Comment s'est accomplie cette étonnante révolution? Oh! elle a exigé bien des siècles. On a dompté certains animaux, on a percé des montagnes, on a comblé des vallées, on a jeté des ponts sur les fleuves; on a inventé le traîneau d'abord, ensuite la roue, on a amoindri les obstacles, ou l'occasion du travail, des services, de la valeur; bref on est parvenu à faire, avec une peine égale à deux, ce qu'on ne pouvait faire, à l'origine, qu'avec une peine égale à trois cents. Ce progrès a été réalisé par des hommes qui ne songeaient qu'à leurs propres intérêts. Et cependant qui en profite aujourd'hui? notre pauvre journalier, et avec lui tout le monde.
Qu'on ne dise pas que ce n'est pas là de la Communauté. Je dis que c'est de la Communauté dans le sens le plus strict du mot. À l'origine, la satisfaction dont il s'agit faisait équilibre, pour tous les hommes, à 300 journées de travail brut ou à un nombre moindre, mais proportionnel, de travail intelligent. Maintenant, 298 parties de cet effort sur 300 ont été mises à la charge de la nature, et l'humanité se trouve exonérée d'autant. Or, évidemment, tous les hommes sont égaux devant ces obstacles détruits, devant cette distance effacée, devant cette fatigue annulée, devant cette valeur anéantie, puisque tous obtiennent le résultat sans avoir à le rémunérer. Ce qu'ils rémunéreront, c'est l'effort humain qui reste encore à faire, mesuré par 2, exprimant le travail brut. En d'autres termes, celui qui ne s'est pas perfectionné, et qui n'a à offrir que la force musculaire, a encore deux journées de travail à céder pour obtenir la satisfaction. Tous les autres hommes l'obtiennent avec un travail de moindre durée: l'avocat de Paris, gagnant 30,000 francs par an, avec la vingt-cinquième partie d'une journée, etc.; par où l'on voit que les hommes sont égaux devant la valeur anéantie, et que l'inégalité se restreint dans les limites qui forment encore le domaine de la Valeur qui survit, ou de la Propriété.

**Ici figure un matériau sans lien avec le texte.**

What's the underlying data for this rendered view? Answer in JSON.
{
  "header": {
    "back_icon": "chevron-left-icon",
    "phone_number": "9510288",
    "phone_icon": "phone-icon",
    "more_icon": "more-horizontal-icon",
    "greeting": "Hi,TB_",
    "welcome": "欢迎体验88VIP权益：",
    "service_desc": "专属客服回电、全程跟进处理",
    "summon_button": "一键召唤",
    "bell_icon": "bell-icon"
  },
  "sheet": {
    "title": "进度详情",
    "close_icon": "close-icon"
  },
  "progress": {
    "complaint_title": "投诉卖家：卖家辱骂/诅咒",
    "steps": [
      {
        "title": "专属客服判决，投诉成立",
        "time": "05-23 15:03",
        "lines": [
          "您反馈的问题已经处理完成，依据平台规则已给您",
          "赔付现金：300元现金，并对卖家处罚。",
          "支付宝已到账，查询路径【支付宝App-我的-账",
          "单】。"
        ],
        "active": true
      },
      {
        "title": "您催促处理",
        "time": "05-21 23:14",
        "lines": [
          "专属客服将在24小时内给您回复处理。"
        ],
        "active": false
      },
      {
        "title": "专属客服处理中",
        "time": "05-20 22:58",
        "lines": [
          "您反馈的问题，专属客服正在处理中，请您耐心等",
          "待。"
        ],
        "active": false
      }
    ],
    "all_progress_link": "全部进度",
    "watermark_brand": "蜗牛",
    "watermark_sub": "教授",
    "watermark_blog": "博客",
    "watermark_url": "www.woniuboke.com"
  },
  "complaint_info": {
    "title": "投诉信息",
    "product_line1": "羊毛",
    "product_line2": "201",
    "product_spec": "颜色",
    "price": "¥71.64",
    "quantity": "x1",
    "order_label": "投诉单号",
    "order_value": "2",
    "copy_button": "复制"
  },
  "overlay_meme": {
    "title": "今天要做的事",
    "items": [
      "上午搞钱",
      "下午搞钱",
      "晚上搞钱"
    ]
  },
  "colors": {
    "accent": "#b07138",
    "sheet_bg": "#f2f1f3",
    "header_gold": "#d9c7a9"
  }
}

C'est un écueil pour la science de procéder par voie d'exemple. L'esprit du lecteur est porté à croire que le phénomène qu'elle veut décrire n'est vrai qu'aux cas particuliers invoqués à l'appui de la démonstration. Mais il est clair que ce qui a été dit du blé, du vêtement, du transport, est vrai de tout. Quand l'auteur généralise, c'est au lecteur de particulariser; et, quand celui-là se dévoue à la lourde et froide analyse, c'est bien le moins que celui-ci se donne le plaisir de la synthèse.
Après tout, cette loi synthétique, nous la pouvons formuler ainsi:
La valeur, qui est la propriété sociale, naît de l'effort et de l'obstacle.
À mesure que l'obstacle s'amoindrit, l'effort, la valeur, ou le domaine de la propriété, s'amoindrissent avec lui.
La propriété recule toujours, pour chaque satisfaction donnée, et la Communauté avance sans cesse.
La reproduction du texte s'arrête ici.